Robert Frank died on September 9 at the ripe old age of 94, and his seminal book remains a big influence on, and inspiration to, generations of street and documentary photographers. Indeed, Joel Meyerowitz was so taken with the book after reading it as a young man, he quit his job at an advertising agency. “[The pictures] all seemed to have drama to them. It was just thrilling to me to see that you could stop life with a camera.”

While his signature work involved shooting Americans, Frank himself arrived in the country as an outsider. He was born in Switzerland in 1924 and emigrated to the US in 1947, landing a job as a fashion photographer at Harper’s Bazaar. Frank’s big break as a documentary photographer came in the mid-50s, when he won Guggenheim Fellowships which allowed him to fund his two-year photographic road trip. Over 28,000 images were taken for The Americans, and he captured many aspects of a society, which, while enjoying the fruits of the postwar consumer boom, was also riven with inequality.
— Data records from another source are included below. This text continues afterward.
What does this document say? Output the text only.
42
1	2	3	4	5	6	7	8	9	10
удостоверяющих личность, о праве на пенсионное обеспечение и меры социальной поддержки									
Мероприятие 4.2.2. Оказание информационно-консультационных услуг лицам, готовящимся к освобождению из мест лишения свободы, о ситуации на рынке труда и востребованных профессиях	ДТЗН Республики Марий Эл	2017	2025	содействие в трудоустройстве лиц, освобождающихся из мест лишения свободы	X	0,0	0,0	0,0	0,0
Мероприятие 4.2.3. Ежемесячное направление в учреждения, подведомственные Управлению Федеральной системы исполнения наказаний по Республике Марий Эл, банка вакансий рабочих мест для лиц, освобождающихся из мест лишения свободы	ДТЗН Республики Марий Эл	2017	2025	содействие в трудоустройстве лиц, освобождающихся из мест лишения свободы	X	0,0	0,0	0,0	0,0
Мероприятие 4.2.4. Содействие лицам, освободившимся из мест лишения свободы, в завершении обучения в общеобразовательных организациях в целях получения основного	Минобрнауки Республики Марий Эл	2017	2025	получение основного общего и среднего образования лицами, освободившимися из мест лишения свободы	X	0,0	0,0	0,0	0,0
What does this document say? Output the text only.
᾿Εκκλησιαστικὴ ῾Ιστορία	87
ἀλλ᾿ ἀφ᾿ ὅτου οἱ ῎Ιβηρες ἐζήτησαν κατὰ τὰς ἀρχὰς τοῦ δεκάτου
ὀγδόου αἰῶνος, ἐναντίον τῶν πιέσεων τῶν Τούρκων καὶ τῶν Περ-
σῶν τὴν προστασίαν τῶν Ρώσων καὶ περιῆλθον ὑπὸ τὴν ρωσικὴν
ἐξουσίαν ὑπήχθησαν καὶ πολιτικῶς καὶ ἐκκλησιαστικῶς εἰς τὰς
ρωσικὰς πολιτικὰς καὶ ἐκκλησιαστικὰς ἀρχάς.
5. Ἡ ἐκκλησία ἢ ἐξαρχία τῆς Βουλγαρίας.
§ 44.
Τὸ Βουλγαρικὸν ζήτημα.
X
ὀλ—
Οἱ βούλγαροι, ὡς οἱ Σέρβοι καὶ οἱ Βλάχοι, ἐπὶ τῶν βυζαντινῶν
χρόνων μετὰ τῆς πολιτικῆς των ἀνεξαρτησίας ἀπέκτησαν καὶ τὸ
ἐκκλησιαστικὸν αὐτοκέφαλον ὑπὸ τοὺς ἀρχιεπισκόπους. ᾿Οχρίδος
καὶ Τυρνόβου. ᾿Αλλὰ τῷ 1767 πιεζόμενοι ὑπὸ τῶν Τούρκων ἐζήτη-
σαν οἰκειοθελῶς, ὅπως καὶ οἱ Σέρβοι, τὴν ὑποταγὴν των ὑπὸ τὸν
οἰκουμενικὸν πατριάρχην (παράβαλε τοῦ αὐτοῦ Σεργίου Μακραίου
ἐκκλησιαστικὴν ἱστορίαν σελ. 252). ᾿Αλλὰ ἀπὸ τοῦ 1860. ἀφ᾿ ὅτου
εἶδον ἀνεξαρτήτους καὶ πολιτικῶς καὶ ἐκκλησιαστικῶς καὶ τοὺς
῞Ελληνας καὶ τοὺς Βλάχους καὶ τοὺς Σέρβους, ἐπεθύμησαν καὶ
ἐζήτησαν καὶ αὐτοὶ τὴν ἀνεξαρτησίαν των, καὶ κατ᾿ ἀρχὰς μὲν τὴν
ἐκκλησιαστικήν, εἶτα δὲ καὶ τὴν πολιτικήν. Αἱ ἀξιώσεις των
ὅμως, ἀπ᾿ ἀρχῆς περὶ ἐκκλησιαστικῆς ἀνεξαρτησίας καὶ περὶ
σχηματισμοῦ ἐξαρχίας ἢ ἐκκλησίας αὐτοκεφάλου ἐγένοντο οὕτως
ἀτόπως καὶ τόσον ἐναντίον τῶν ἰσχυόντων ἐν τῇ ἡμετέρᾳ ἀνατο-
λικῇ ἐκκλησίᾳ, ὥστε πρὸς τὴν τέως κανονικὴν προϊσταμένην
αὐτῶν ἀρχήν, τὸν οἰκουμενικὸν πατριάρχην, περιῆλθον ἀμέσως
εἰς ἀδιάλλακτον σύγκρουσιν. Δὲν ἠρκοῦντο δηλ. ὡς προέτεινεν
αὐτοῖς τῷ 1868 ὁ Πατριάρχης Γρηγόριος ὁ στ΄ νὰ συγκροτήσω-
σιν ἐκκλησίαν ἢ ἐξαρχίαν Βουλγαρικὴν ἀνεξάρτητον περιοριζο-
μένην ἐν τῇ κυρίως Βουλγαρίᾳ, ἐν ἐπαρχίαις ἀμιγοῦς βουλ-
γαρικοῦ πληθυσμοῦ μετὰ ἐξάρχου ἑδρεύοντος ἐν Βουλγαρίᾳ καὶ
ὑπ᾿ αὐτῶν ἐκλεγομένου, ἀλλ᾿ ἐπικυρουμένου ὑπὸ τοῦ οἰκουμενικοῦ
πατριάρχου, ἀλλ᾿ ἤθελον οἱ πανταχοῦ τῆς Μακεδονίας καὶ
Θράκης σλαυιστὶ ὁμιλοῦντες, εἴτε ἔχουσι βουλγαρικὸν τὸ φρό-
Photograph by © Robert Frank / Courtesy Pace/MacGill

Following the publication of The Americans, Frank moved into more experimental film making but published a second, more autobiographical photography book, The Lines of My Hand, in 1972. Awards and plaudits followed but Frank’s family life was, sadly, more traumatic. His daughter died in a plane crash in 1971, while his schizophrenic son Pablo died in 1994.

Photograph by © Robert Frank / Courtesy Pace/MacGill

Although a shy public speaker, Frank continued to give talks and attend photographic events until the years immediately before his death. The final word goes on Robert Frank goes to Jack Kerouac, the ultimate road tripper, who wrote an appropriately loose and jazzy introduction to The Americans. “To Robert Frank I now give this message: you got eyes.”